MotoGP 2026: Marquez a caccia della storia, ma attenzione ai rivali

Con 99 vittorie all’attivo e un Mondiale conquistato con cinque gare d’anticipo, Marc Marquez si presenta al via del 2026 come l’uomo da battere. Ma quest’anno la posta in gioco va oltre il semplice titolo.

marquez motogp ducati
Punta al record
Image Credits: media Ducati

La stagione 2026 del Motomondiale si apre con un protagonista assoluto: Marc Marquez.

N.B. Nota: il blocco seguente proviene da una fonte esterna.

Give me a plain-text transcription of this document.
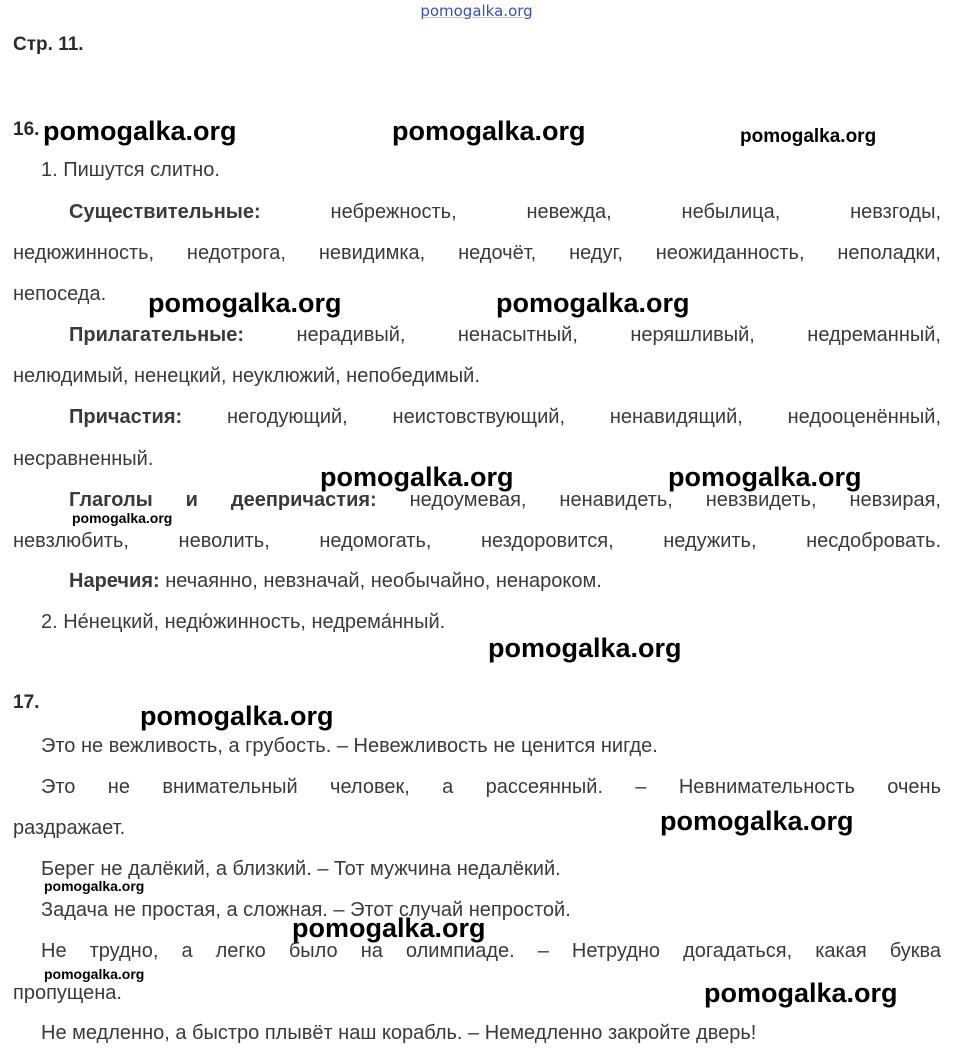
pomogalka.org
Стр. 11.
16.
1. Пишутся слитно.
Существительные:	небрежность, невежда, небылица, невзгоды,
недюжинность, недотрога, невидимка, недочёт, недуг, неожиданность, неполадки,
непоседа.
Прилагательные:	нерадивый, ненасытный, неряшливый, недреманный,
нелюдимый, ненецкий, неуклюжий, непобедимый.
Причастия: негодующий, неистовствующий, ненавидящий, недооценённый,
несравненный.
Глаголы и деепричастия: недоумевая, ненавидеть, невзвидеть, невзирая,
невзлюбить, неволить, недомогать, нездоровится, недужить, несдобровать.
Наречия: нечаянно, невзначай, необычайно, ненароком.
2. Не́нецкий, недю́жинность, недрема́нный.
17.
Это не вежливость, а грубость. – Невежливость не ценится нигде.
Это не внимательный человек, а рассеянный. – Невнимательность очень
раздражает.
Берег не далёкий, а близкий. – Тот мужчина недалёкий.
Задача не простая, а сложная. – Этот случай непростой.
Не трудно, а легко было на олимпиаде. – Нетрудно догадаться, какая буква
пропущена.
Не медленно, а быстро плывёт наш корабль. – Немедленно закройте дверь!
pomogalka.org	pomogalka.org	pomogalka.org
pomogalka.org	pomogalka.org
pomogalka.org	pomogalka.org
pomogalka.org
pomogalka.org
pomogalka.org
pomogalka.org
pomogalka.org
pomogalka.org
pomogalka.org
pomogalka.org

Come riporta La Gazzetta dello Sport, lo spagnolo della Ducati punta al decimo titolo iridato, un traguardo che nessun pilota dell’era moderna ha mai raggiunto.

Superare quota nove significherebbe lasciare indietro leggende come Valentino Rossi, Mike Hailwood e Carlo Ubbiali, mentre in cima all’albo d’oro restano Giacomo Agostini con 15 Mondiali e Angel Nieto con 13, conquistati però in un’epoca in cui si gareggiava contemporaneamente in più categorie.

Una storia in due atti: record nel mirino

La parabola del «cabroncito» può essere divisa in due parti. La prima è la scalata precoce al vertice, dai titoli in 125 e Moto2 fino ai sei Mondiali consecutivi in MotoGP con la Honda.

La seconda, invece, riguarda la storia di una resurrezione: dopo la frattura all’omero rimediata a Jerez nel luglio 2020 e quattro interventi chirurgici, Marquez sembrava destinato a scomparire dalla scena. La scelta di ripartire dalla Ducati Gresini, team satellite, si è rivelata la mossa decisiva. Tre vittorie nel 2024 e un Mondiale conquistato con cinque gare d’anticipo nel 2025 hanno ridisegnato la storia.

Oltre alla caccia al titolo, i numeri offrono sfide affascinanti. Marquez si presenta al via con 99 vittorie nel Motomondiale, a una lunghezza dalla tripla cifra, e 73 in MotoGP, dove Rossi conduce 76 a 73. Il record assoluto del Dottore in classe regina, fermo a 89, è teoricamente raggiungibile ma richiederebbe 16 successi in 22 Gran Premi: un’impresa titanica.

Più alla portata, invece, il primato nelle Sprint Race, dove Marquez dista un solo successo dal connazionale Jorge Martin.

Gli avversari e il nuovo equilibrio

Sul fronte degli avversari, il quadro è mutato rispetto agli anni scorsi. Pecco Bagnaia affronterà una stagione complicata, addetti ai lavori dicono sia l’ultima con la Ducati prima del passaggio all’Aprilia, mentre Marco Bezzecchi ha mostrato segnali incoraggianti nei test di Buriram, stabilendo il record della pista con la RS-GP.

Il fratello Alex, per la prima volta su una Ducati ufficiale, potrebbe alzare ulteriormente l’asticella, così come Pedro Acosta, talento cristallino su una KTM ancora lontana dalle rivali italiane.

Il 2027 all’orizzonte

Sullo sfondo aleggia già la rivoluzione regolamentare del 2027: cilindrata ridotta da 1000cc a 850cc, addio agli abbassatori e carburante sostenibile al 100%. Un cambiamento epocale che potrebbe rimescolare le gerarchie e ridimensionare la supremazia tecnica di Borgo Panigale.

Per Marquez, tuttavia, rappresenta semmai uno stimolo in più: scrivere quanta più storia possibile prima che le regole cambino tutto.